RESPECT-Depression was not a typical research project with aims limited to the development of new knowledge reported through publications and presentations. It was also not a typical demonstration project limited to exploring the value and feasibility of a new approach to care. Instead, RESPECT-Depression combined elements of research, demonstration, and dissemination by exploring the impact of 3CM™, demonstrating the feasibility of sustaining its application, and disseminating 3CM™ widely.

Historically, RESPECT-Depression was developed after five years of initial project work to undersand and pilot test components. Details of this history may be found in The Initial Projects. RESPECT-Depression had three phases. In Phase One, the Project provided assistance to participating intermediaries in applying 3CM™ in a few practices to gain experience with and customize the approach. In Phase Two, the Project evaluated the impact of 3CM™ in additional practices using a randomized controlled trial assessing the process and outcomes of care. In Phase Three, RESPECT-Depression worked with intermediary health care organizations to disseminate 3CM™ widely among their affiliated practices and promote sustained use of 3CM™ for the long term.

The Three Component Model (3CM™) of Depression Care

The Three Component Model (3CM™) is a specific clinical model for depression management. The 3CM™ is a systematic approach that includes certain tools, routines, and a team approach to patient care. The three components include the prepared primary care clinician and practice, care management, and collaborating mental health specialists. Our experience to date with 3CM™ has involved the quality improvement and care management offices of health care organizations such as medical groups and insurers. However, individual clinicians can implement many of the aspects of the 3CMTM by reviewing the MacArthur tool kit and other materials included in this website.

The three components include elements shown to improve depression outcomes in recent randomized controlled trials. Telephone support for the depressed patient from a care manager is one central element as is periodic quantitative feedback about the patient's response to treatment from the care manager to the clinician. The feedback is provided through depression severity scores based on the PHQ-9. Another element is closer relationships between the primary care clinician and mental health specialists including informal psychiatric advice when needed from a psychiatrist.

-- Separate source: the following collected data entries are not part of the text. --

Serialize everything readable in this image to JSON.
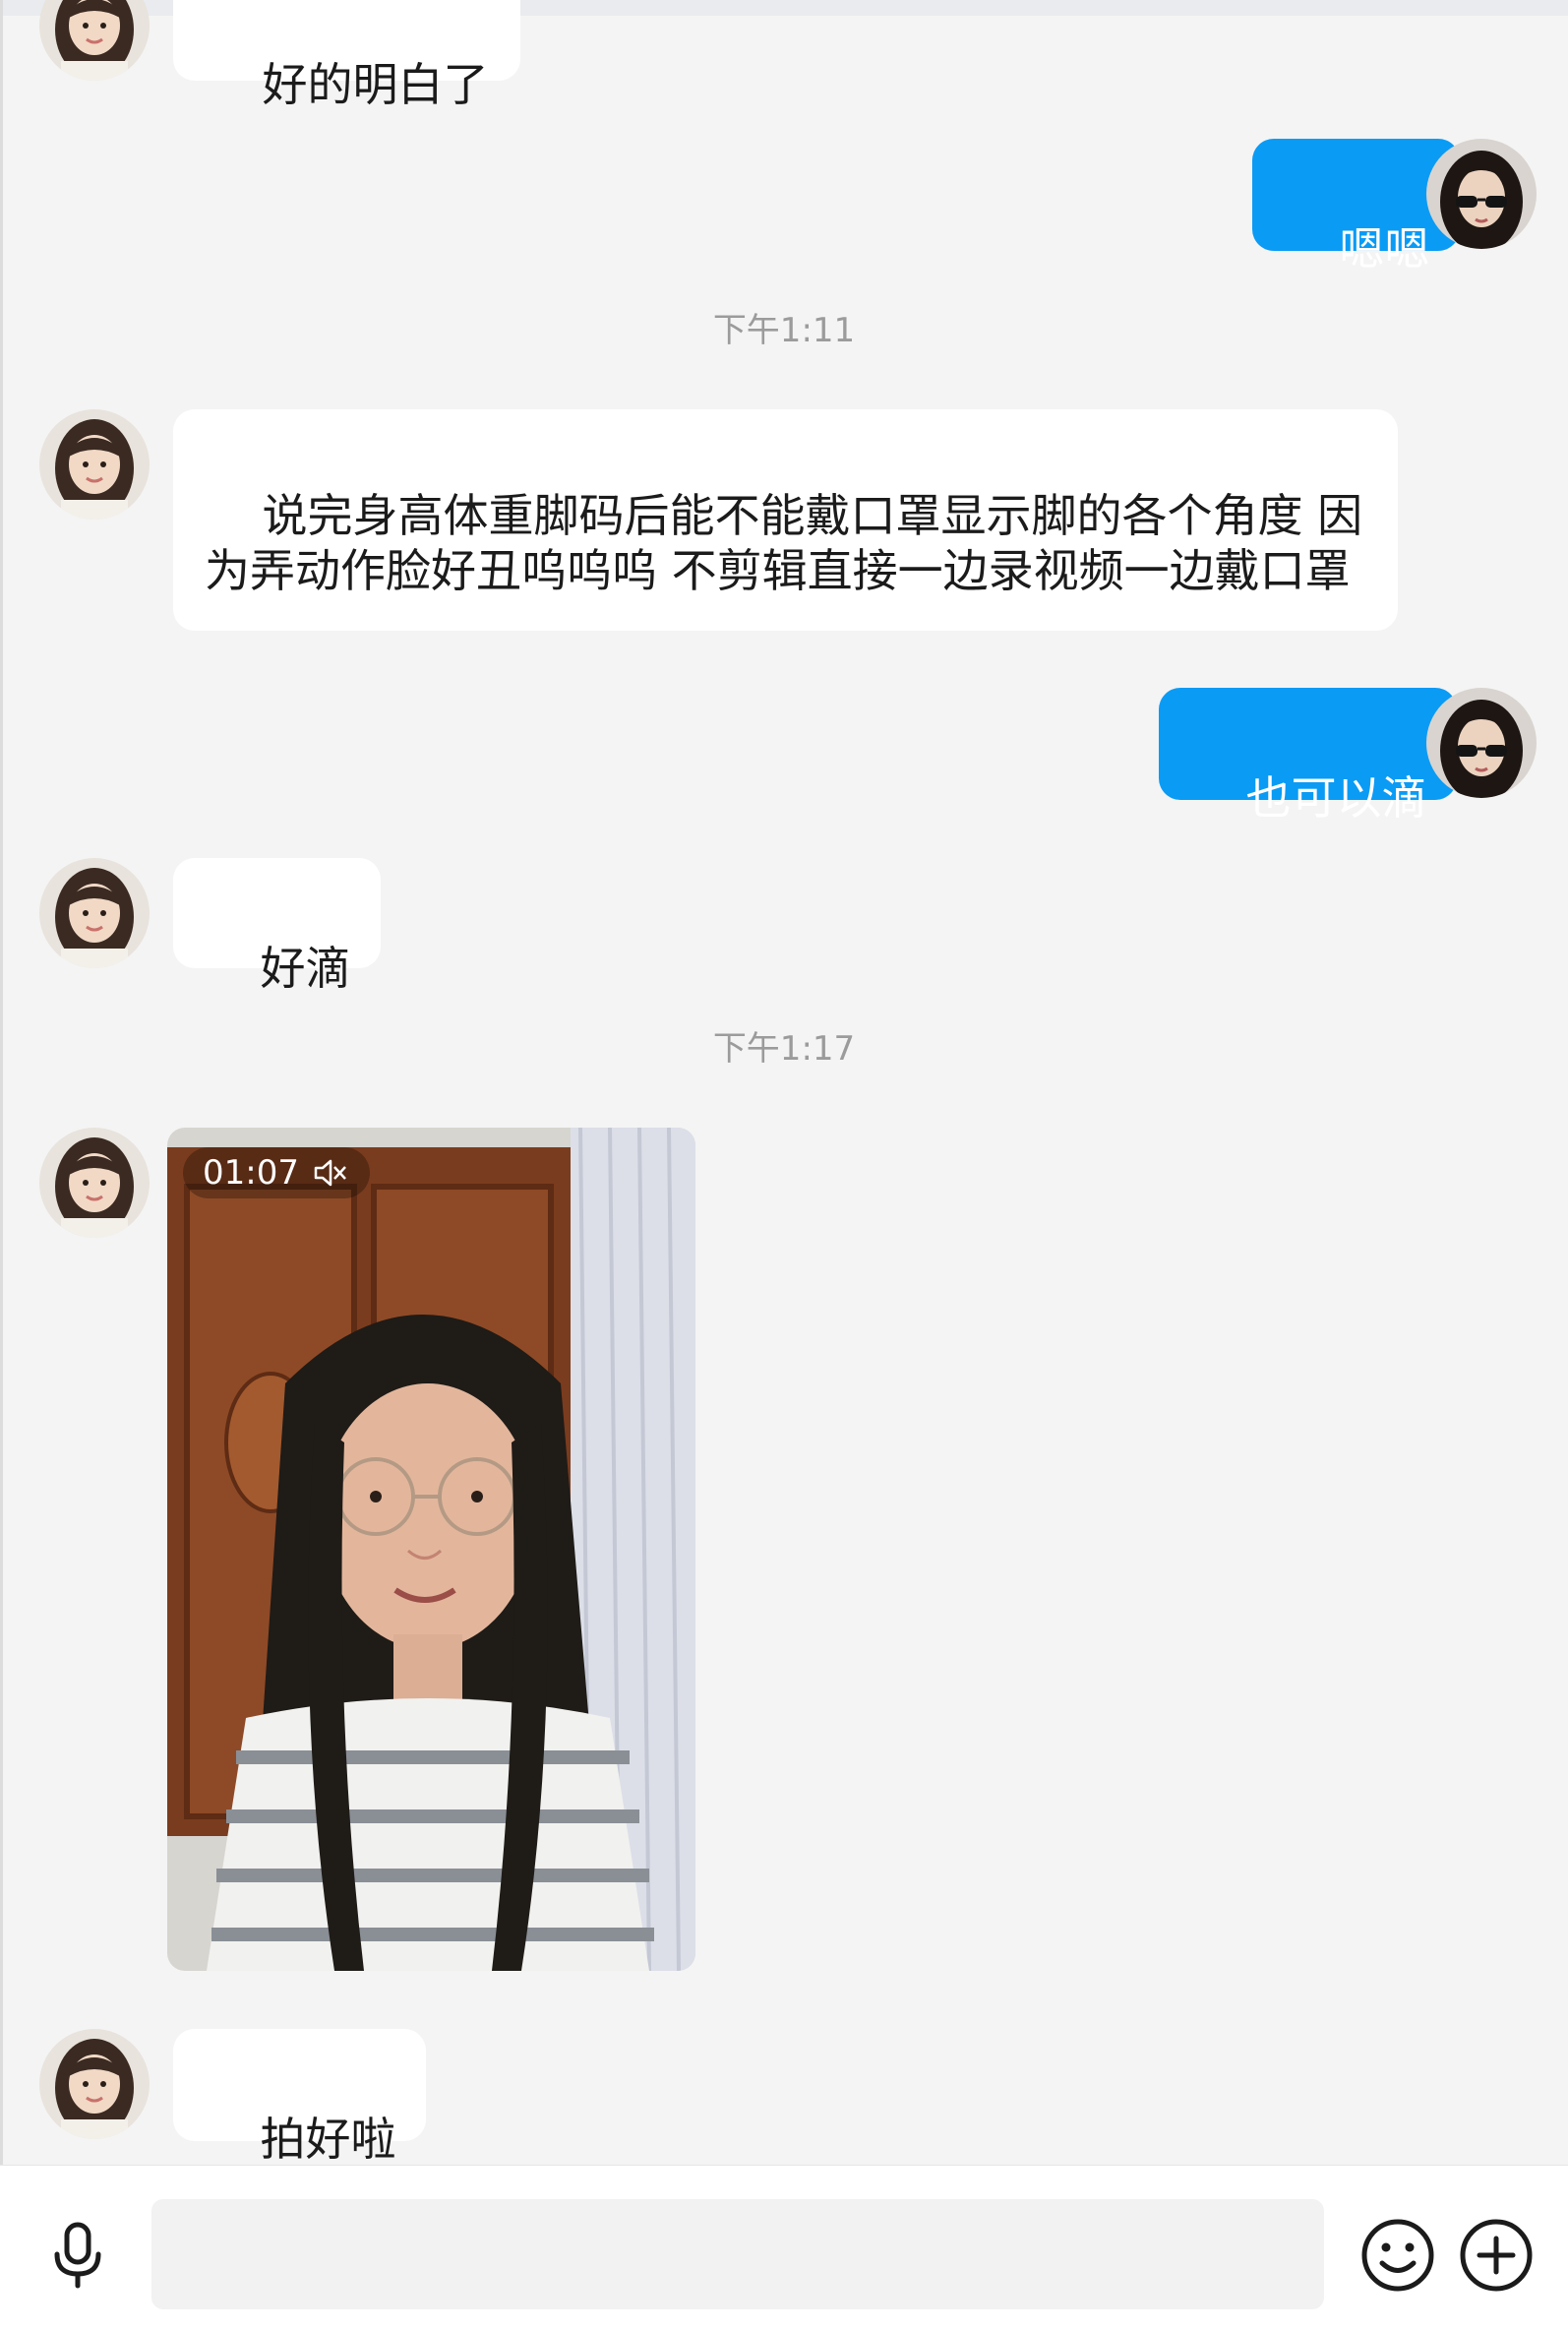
{
  "colors": {
    "outgoing_bubble": "#0a9bf5",
    "incoming_bubble": "#ffffff",
    "chat_background": "#f4f4f4",
    "timestamp_text": "#9b9b9b"
  },
  "messages": [
    {
      "id": "m0",
      "side": "in",
      "text": "好的明白了"
    },
    {
      "id": "m1",
      "side": "out",
      "text": "嗯嗯"
    },
    {
      "id": "ts1",
      "type": "timestamp",
      "text": "下午1:11"
    },
    {
      "id": "m2",
      "side": "in",
      "text": "说完身高体重脚码后能不能戴口罩显示脚的各个角度 因为弄动作脸好丑呜呜呜 不剪辑直接一边录视频一边戴口罩"
    },
    {
      "id": "m3",
      "side": "out",
      "text": "也可以滴"
    },
    {
      "id": "m4",
      "side": "in",
      "text": "好滴"
    },
    {
      "id": "ts2",
      "type": "timestamp",
      "text": "下午1:17"
    },
    {
      "id": "m5",
      "side": "in",
      "type": "video",
      "duration": "01:07",
      "muted": true
    },
    {
      "id": "m6",
      "side": "in",
      "text": "拍好啦"
    }
  ],
  "input_bar": {
    "icons": [
      "microphone-icon",
      "emoji-icon",
      "add-icon"
    ],
    "input_value": ""
  }
}
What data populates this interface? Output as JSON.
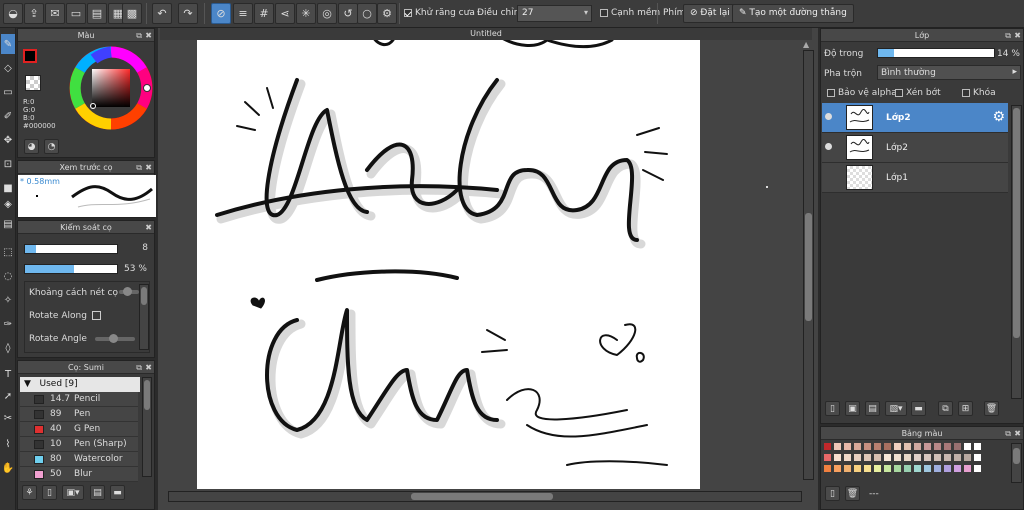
{
  "toolbar": {
    "antialias_label": "Khử răng cưa",
    "adjust_label": "Điều chỉnh",
    "adjust_value": "27",
    "smooth_label": "Cạnh mềm",
    "key_label": "Phím",
    "reset_label": "Đặt lại",
    "straight_label": "Tạo một đường thẳng"
  },
  "color_panel": {
    "title": "Màu",
    "r": "R:0",
    "g": "G:0",
    "b": "B:0",
    "hex": "#000000",
    "primary_color": "#000000",
    "secondary_color": "#ffffff"
  },
  "preview_panel": {
    "title": "Xem trước cọ",
    "size_text": "* 0.58mm"
  },
  "brush_control": {
    "title": "Kiểm soát cọ",
    "size_value": "8",
    "opacity_value": "53 %",
    "size_fraction": 0.12,
    "opacity_fraction": 0.53,
    "spacing_label": "Khoảng cách nét cọ",
    "rotate_along_label": "Rotate Along",
    "rotate_angle_label": "Rotate Angle"
  },
  "brush_list": {
    "title": "Cọ: Sumi",
    "group_label": "Used [9]",
    "items": [
      {
        "size": "14.7",
        "name": "Pencil",
        "color": "#333333"
      },
      {
        "size": "89",
        "name": "Pen",
        "color": "#333333"
      },
      {
        "size": "40",
        "name": "G Pen",
        "color": "#e03030"
      },
      {
        "size": "10",
        "name": "Pen (Sharp)",
        "color": "#333333"
      },
      {
        "size": "80",
        "name": "Watercolor",
        "color": "#6fd0ef"
      },
      {
        "size": "50",
        "name": "Blur",
        "color": "#f0a0d0"
      }
    ]
  },
  "canvas": {
    "tab_title": "Untitled"
  },
  "layers_panel": {
    "title": "Lớp",
    "opacity_label": "Độ trong",
    "opacity_value": "14 %",
    "opacity_fraction": 0.14,
    "blend_label": "Pha trộn",
    "blend_value": "Bình thường",
    "protect_alpha_label": "Bảo vệ alpha",
    "clip_label": "Xén bớt",
    "lock_label": "Khóa",
    "layers": [
      {
        "name": "Lớp2",
        "selected": true,
        "visible": true
      },
      {
        "name": "Lớp2",
        "selected": false,
        "visible": true
      },
      {
        "name": "Lớp1",
        "selected": false,
        "visible": false
      }
    ]
  },
  "palette_panel": {
    "title": "Bảng màu",
    "footer_text": "---"
  }
}
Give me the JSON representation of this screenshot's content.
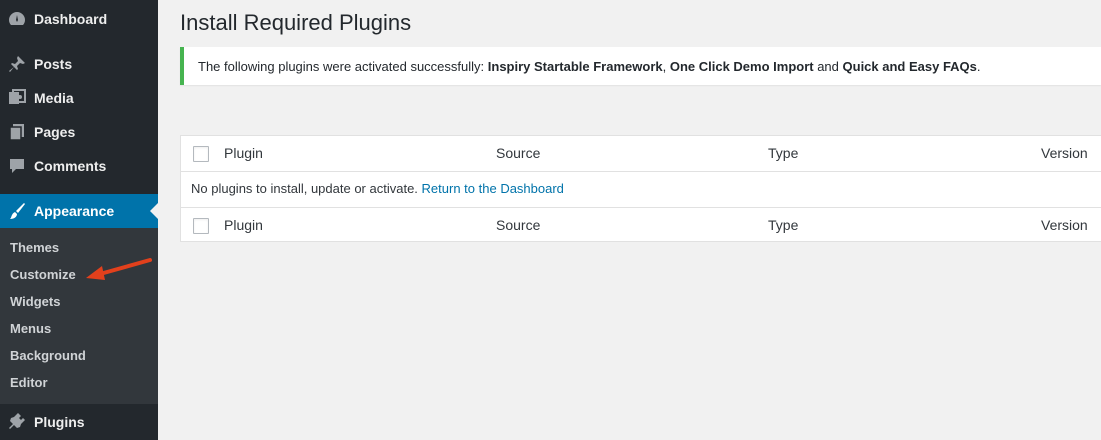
{
  "sidebar": {
    "items": [
      {
        "label": "Dashboard",
        "icon": "dashboard-icon"
      },
      {
        "label": "Posts",
        "icon": "pin-icon"
      },
      {
        "label": "Media",
        "icon": "media-icon"
      },
      {
        "label": "Pages",
        "icon": "pages-icon"
      },
      {
        "label": "Comments",
        "icon": "comment-icon"
      },
      {
        "label": "Appearance",
        "icon": "paintbrush-icon",
        "active": true
      },
      {
        "label": "Plugins",
        "icon": "plugin-icon"
      }
    ],
    "submenu": [
      "Themes",
      "Customize",
      "Widgets",
      "Menus",
      "Background",
      "Editor"
    ],
    "active_color": "#0073aa"
  },
  "main": {
    "title": "Install Required Plugins",
    "notice": {
      "prefix": "The following plugins were activated successfully: ",
      "plugin1": "Inspiry Startable Framework",
      "sep1": ", ",
      "plugin2": "One Click Demo Import",
      "sep2": " and ",
      "plugin3": "Quick and Easy FAQs",
      "suffix": ".",
      "border_color": "#46b450"
    },
    "table": {
      "columns": [
        "Plugin",
        "Source",
        "Type",
        "Version"
      ],
      "empty_message": "No plugins to install, update or activate.",
      "return_link": "Return to the Dashboard"
    }
  }
}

The psychiatrist also provides weekly supervisory support for the care manager. These elements are integrated into a systematic approach, an office system, for depression diagnosis and management as endorsed by the US Preventive Services Task Force.

The office system includes tools such as the PHQ-9 and patient education materials; defined responsibilities for the primary care clinician and staff, the care manager, and the mental health professionals involved; and routines including a schedule of care manager follow up calls.